NVIDIA GeForce RTX 60 Series May Tap Rubin GPU Architecture But When?
Quote-tweeting a post from High Yield—another well-known enthusiast—he said "It's NOT a giant for gaming. It is GR212. As you see, GR100 is based on two GR102, looks the same as GB100." Based on NVIDIA's model names, that would suggest that the Rubin CPX chip is not only a second-generation Rubin chip, but in fact a specialized revision of that chip; the first digit usually refers to major architectural revisions, while the second digit typically refers to a specialized variant intended for compute usage.
We say that, but the last chip to actually use a 1 in the second place was the famous GK110 used in the original GeForce GTX TITAN card, among other accelerators. That chip indeed featured special enhancements to accelerate FP64 compute versus the standard Kepler architecture.

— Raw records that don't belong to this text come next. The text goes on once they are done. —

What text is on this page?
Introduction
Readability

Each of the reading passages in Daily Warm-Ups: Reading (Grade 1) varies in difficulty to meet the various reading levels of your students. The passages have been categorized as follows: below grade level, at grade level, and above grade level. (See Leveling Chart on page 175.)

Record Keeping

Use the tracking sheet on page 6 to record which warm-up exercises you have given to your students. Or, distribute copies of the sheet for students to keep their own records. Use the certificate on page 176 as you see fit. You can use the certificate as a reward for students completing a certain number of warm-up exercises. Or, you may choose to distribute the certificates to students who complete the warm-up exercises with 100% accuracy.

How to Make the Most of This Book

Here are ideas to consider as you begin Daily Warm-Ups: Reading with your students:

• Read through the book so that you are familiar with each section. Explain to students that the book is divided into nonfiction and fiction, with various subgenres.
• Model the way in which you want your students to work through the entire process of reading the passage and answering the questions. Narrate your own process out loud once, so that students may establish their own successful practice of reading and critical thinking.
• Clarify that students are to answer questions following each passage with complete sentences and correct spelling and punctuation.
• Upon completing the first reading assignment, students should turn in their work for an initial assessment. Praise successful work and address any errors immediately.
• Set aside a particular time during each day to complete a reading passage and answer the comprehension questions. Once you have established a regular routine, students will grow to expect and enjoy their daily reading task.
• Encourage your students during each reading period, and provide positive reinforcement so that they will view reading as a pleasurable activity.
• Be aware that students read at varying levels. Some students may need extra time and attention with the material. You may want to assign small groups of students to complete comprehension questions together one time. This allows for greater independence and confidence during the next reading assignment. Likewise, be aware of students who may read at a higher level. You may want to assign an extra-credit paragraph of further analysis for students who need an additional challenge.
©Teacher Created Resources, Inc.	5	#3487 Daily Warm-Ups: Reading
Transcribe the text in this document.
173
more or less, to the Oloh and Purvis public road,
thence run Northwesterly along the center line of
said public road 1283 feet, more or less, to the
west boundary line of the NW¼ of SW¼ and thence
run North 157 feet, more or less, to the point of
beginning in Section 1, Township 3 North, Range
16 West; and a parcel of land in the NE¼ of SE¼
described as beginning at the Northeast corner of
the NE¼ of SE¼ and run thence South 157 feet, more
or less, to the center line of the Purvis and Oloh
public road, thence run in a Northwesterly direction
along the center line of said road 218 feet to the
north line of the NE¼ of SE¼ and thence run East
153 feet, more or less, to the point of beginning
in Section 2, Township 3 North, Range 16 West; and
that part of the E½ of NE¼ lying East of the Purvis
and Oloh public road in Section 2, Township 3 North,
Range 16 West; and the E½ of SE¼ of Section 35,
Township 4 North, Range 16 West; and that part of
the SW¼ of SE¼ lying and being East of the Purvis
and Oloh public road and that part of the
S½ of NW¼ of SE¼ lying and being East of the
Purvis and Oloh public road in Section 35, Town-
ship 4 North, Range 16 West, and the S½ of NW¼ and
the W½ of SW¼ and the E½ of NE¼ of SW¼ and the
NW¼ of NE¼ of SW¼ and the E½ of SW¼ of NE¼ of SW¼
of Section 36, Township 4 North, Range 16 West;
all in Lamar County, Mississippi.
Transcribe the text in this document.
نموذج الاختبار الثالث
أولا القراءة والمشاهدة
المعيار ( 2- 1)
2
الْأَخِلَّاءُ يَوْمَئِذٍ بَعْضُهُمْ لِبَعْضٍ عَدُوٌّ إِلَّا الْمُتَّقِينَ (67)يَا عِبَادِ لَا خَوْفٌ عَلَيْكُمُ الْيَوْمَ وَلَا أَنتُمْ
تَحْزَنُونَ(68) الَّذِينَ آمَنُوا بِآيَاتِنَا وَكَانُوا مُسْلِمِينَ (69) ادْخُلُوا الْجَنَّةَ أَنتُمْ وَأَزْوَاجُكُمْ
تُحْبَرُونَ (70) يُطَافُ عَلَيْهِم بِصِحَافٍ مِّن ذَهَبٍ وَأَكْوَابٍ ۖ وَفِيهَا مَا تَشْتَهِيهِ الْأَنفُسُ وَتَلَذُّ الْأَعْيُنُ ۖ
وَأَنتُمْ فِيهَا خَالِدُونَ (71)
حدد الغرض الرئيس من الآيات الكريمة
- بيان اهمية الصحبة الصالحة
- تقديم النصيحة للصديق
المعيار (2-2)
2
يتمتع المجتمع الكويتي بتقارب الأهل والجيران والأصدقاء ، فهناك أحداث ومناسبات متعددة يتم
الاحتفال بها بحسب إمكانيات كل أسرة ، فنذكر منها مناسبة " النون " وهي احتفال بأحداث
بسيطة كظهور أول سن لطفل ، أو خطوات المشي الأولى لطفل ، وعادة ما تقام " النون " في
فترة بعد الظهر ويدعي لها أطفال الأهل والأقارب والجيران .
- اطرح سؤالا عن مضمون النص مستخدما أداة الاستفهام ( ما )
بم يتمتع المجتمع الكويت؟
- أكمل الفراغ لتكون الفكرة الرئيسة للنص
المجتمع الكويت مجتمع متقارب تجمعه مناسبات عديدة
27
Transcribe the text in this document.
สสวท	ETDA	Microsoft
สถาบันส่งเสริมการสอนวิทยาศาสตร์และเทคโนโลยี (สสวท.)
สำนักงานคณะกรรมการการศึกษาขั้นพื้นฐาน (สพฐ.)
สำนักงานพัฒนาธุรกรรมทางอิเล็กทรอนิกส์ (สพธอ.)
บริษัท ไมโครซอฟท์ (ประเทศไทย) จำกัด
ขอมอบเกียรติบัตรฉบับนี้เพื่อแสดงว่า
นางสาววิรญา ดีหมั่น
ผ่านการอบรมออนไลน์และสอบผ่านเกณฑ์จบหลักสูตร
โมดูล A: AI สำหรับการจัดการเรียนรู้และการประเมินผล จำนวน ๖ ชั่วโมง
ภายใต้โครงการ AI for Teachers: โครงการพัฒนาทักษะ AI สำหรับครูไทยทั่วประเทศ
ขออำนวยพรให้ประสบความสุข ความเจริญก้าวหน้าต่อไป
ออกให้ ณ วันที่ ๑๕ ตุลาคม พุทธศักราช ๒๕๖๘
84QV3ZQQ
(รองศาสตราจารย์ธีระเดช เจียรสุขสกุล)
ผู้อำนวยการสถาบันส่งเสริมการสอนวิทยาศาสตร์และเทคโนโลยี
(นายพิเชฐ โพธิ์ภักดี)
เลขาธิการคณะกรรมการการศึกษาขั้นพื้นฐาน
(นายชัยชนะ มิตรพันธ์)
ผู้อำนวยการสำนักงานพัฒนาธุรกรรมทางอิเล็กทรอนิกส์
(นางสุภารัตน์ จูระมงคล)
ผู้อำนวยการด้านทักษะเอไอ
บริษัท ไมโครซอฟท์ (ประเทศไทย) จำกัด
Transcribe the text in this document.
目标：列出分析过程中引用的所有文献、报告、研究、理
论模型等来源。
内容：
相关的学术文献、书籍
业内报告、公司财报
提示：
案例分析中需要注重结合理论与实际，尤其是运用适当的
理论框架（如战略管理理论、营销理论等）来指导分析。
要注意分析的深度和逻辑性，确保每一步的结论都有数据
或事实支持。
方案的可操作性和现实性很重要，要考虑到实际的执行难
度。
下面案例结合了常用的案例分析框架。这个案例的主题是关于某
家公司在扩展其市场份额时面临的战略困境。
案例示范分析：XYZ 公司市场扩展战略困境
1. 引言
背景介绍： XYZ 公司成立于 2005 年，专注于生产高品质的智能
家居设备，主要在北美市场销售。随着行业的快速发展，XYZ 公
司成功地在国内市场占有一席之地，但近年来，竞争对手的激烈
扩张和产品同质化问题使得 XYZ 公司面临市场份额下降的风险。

We haven't seen anything with a 1 in the tens position in a long time, but given that Rubin CPX is stated to have absolutely massive compute throughput, it would make sense.
According to the leaker, while the GR212 chip for Rubin CPX isn't coming to GeForce, it's a very close relative of the parts that are. Responding to a question from yet another well-known enthusiast, 포시포시 (@harukaze5719), he says that the GR20x family of processors will form the basis of NVIDIA's next GeForce family. That's not exactly surprising; NVIDIA is famously a "one-architecture company", meaning that it has historically rolled out a single architecture at a time for its business and gaming products. Given that, RTX 60 series will naturally be Rubin-based.
But when? Well, it's too early to say with any authority, but that hasn't stopped kopite7kimi from claiming that NVIDIA's release window target is the second half of 2027. If he's correct, then that means you've got at least 18 months, give or take, before new NVIDIA GPUs will be available, and that's if timelines don't slip as they are wont to do, especially during market anomalies like the current DRAM shortage.
In other words, if you're eyeing a GPU upgrade, given that the memory shortage isn't expected to ease up this whole year, you might want to go ahead and jump on that as soon as possible. Prices are already rising, so you're not likely to find a better deal for the rest of the year.